An ode to optimism, on the occasion of the SpaceX IPO

Pedro Santa Clara:

I. The kid with the book on his lap

There is a particular kind of person for whom the SpaceX IPO is not a financial event but a vindication. I was that kind of person — the boy in glasses who was no good at football and read all the time. While the other kids kicked a ball in the sun, I had a book open on my lap: Clarke, Asimov, Heinlein, the boy who found Jules Verne before he found girls. Throughout my life, I was told, gently and repeatedly, that the rockets were a phase I had to grow out of. That the future in those books was a child’s future, and the adult one was smaller, grayer, and mostly about managing decline.

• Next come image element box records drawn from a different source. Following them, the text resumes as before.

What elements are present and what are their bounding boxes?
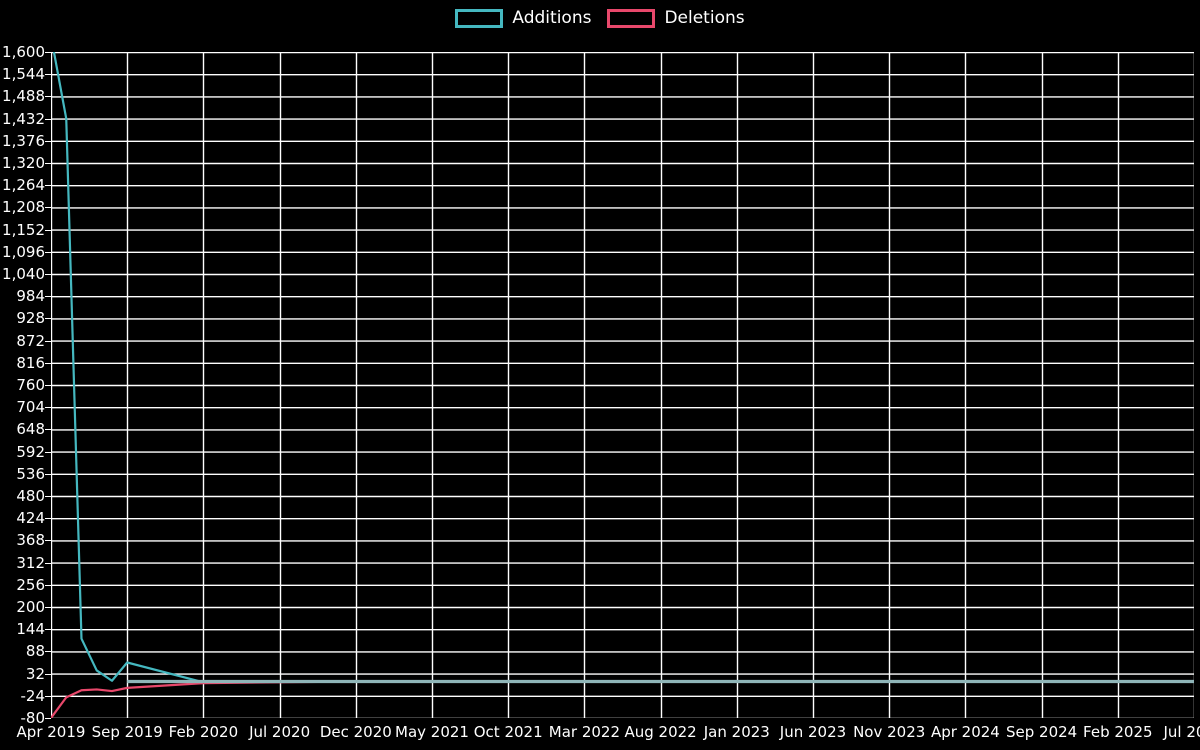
y-tick-mark (45, 429, 51, 431)
x-tick-label: Mar 2022 (548, 723, 621, 741)
x-tick-label: Apr 2019 (16, 723, 86, 741)
y-tick-label: 1,208 (2, 198, 45, 217)
x-tick-label: Jan 2023 (703, 723, 770, 741)
y-tick-label: 1,432 (2, 109, 45, 128)
y-tick-mark (45, 296, 51, 298)
y-tick-mark (45, 251, 51, 253)
y-tick-mark (45, 473, 51, 475)
x-tick-label: Jul 2025 (1163, 723, 1200, 741)
y-tick-mark (45, 673, 51, 675)
y-tick-mark (45, 407, 51, 409)
y-tick-label: 1,320 (2, 154, 45, 172)
y-tick-label: 928 (16, 309, 45, 328)
y-tick-label: 704 (16, 398, 45, 417)
y-tick-label: 1,376 (2, 131, 45, 150)
legend-item-additions[interactable]: Additions (455, 7, 592, 28)
y-axis: 1,600 1,544 1,488 1,432 1,376 1,320 1,264 1,208… (0, 0, 51, 750)
y-tick-label: 984 (16, 287, 45, 306)
x-tick-label: Nov 2023 (853, 723, 926, 741)
x-tick-label: Dec 2020 (319, 723, 392, 741)
y-tick-mark (45, 607, 51, 608)
x-tick-label: Sep 2024 (1005, 723, 1078, 741)
y-tick-label: 536 (16, 464, 45, 483)
y-tick-mark (45, 229, 51, 231)
y-tick-mark (45, 74, 51, 76)
y-tick-label: 144 (16, 620, 45, 639)
y-tick-label: 1,040 (2, 265, 45, 283)
y-tick-mark (45, 584, 51, 586)
y-tick-mark (45, 52, 51, 53)
y-tick-mark (45, 340, 51, 342)
chart-legend: Additions Deletions (0, 0, 1200, 36)
legend-label-deletions: Deletions (664, 7, 745, 28)
x-tick-label: Sep 2019 (91, 723, 163, 741)
y-tick-mark (45, 718, 51, 719)
y-tick-mark (45, 651, 51, 653)
y-tick-mark (45, 140, 51, 142)
y-tick-label: 1,096 (2, 242, 45, 261)
y-tick-label: 1,488 (2, 87, 45, 106)
y-tick-label: 1,600 (2, 43, 45, 61)
y-tick-label: 648 (16, 420, 45, 439)
y-tick-label: 1,544 (2, 65, 45, 84)
y-tick-label: -24 (20, 686, 46, 705)
x-tick-label: May 2021 (395, 723, 469, 741)
y-tick-mark (45, 451, 51, 453)
y-tick-mark (45, 318, 51, 320)
y-tick-mark (45, 207, 51, 209)
y-tick-mark (45, 274, 51, 275)
y-tick-label: -80 (20, 709, 46, 727)
y-tick-mark (45, 385, 51, 386)
y-tick-mark (45, 362, 51, 364)
y-tick-mark (45, 518, 51, 520)
x-tick-label: Oct 2021 (473, 723, 543, 741)
y-tick-label: 1,264 (2, 176, 45, 195)
vertical-gridlines (51, 52, 1194, 718)
x-tick-label: Apr 2024 (930, 723, 1000, 741)
y-tick-mark (45, 185, 51, 187)
horizontal-gridlines (51, 52, 1194, 718)
x-tick-label: Feb 2025 (1083, 723, 1153, 741)
y-tick-mark (45, 96, 51, 98)
y-tick-label: 816 (16, 353, 45, 372)
x-tick-label: Feb 2020 (168, 723, 239, 741)
y-tick-label: 872 (16, 331, 45, 350)
plot-svg (51, 52, 1194, 718)
y-tick-label: 200 (16, 598, 45, 616)
y-tick-label: 312 (16, 553, 45, 572)
y-tick-mark (45, 562, 51, 564)
legend-item-deletions[interactable]: Deletions (607, 7, 745, 28)
y-tick-label: 592 (16, 442, 45, 461)
y-tick-mark (45, 695, 51, 697)
x-tick-label: Jul 2020 (249, 723, 311, 741)
y-tick-label: 256 (16, 575, 45, 594)
x-tick-label: Jun 2023 (779, 723, 847, 741)
y-tick-label: 424 (16, 509, 45, 528)
legend-swatch-deletions (607, 8, 656, 28)
legend-swatch-additions (455, 8, 504, 28)
y-tick-label: 88 (25, 642, 45, 661)
y-tick-mark (45, 629, 51, 631)
y-tick-mark (45, 118, 51, 120)
legend-label-additions: Additions (512, 7, 592, 28)
y-tick-label: 1,152 (2, 220, 45, 239)
plot-area (51, 52, 1194, 718)
y-tick-label: 760 (16, 376, 45, 394)
y-tick-label: 480 (16, 487, 45, 505)
y-tick-mark (45, 540, 51, 542)
y-tick-mark (45, 163, 51, 164)
y-tick-label: 32 (25, 664, 45, 683)
y-tick-mark (45, 496, 51, 497)
y-tick-label: 368 (16, 531, 45, 550)
x-tick-label: Aug 2022 (624, 723, 697, 741)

I was lied to. A private company now lands its boosters upright, on a barge, in the sea, and reuses them — a thing that was science fiction inside my own lifetime — and has just gone public at a valuation that makes the entire space economy of my childhood look like a rounding error. The reusable rocket is not a metaphor. It is a fact, bolted to a drone ship, and it is the single most concentrated rebuke I can think of to the spirit of our age, which is dystopian, declinist, and — this is the part worth fighting about — empirically wrong.

This essay is an argument against that spirit, made with data rather than sentiment, because optimism that cannot survive contact with the numbers is just temperament. The good news is that the numbers are overwhelmingly on optimism’s side. The bad news is that we have built an intellectual class, and a politics, dedicated to not noticing.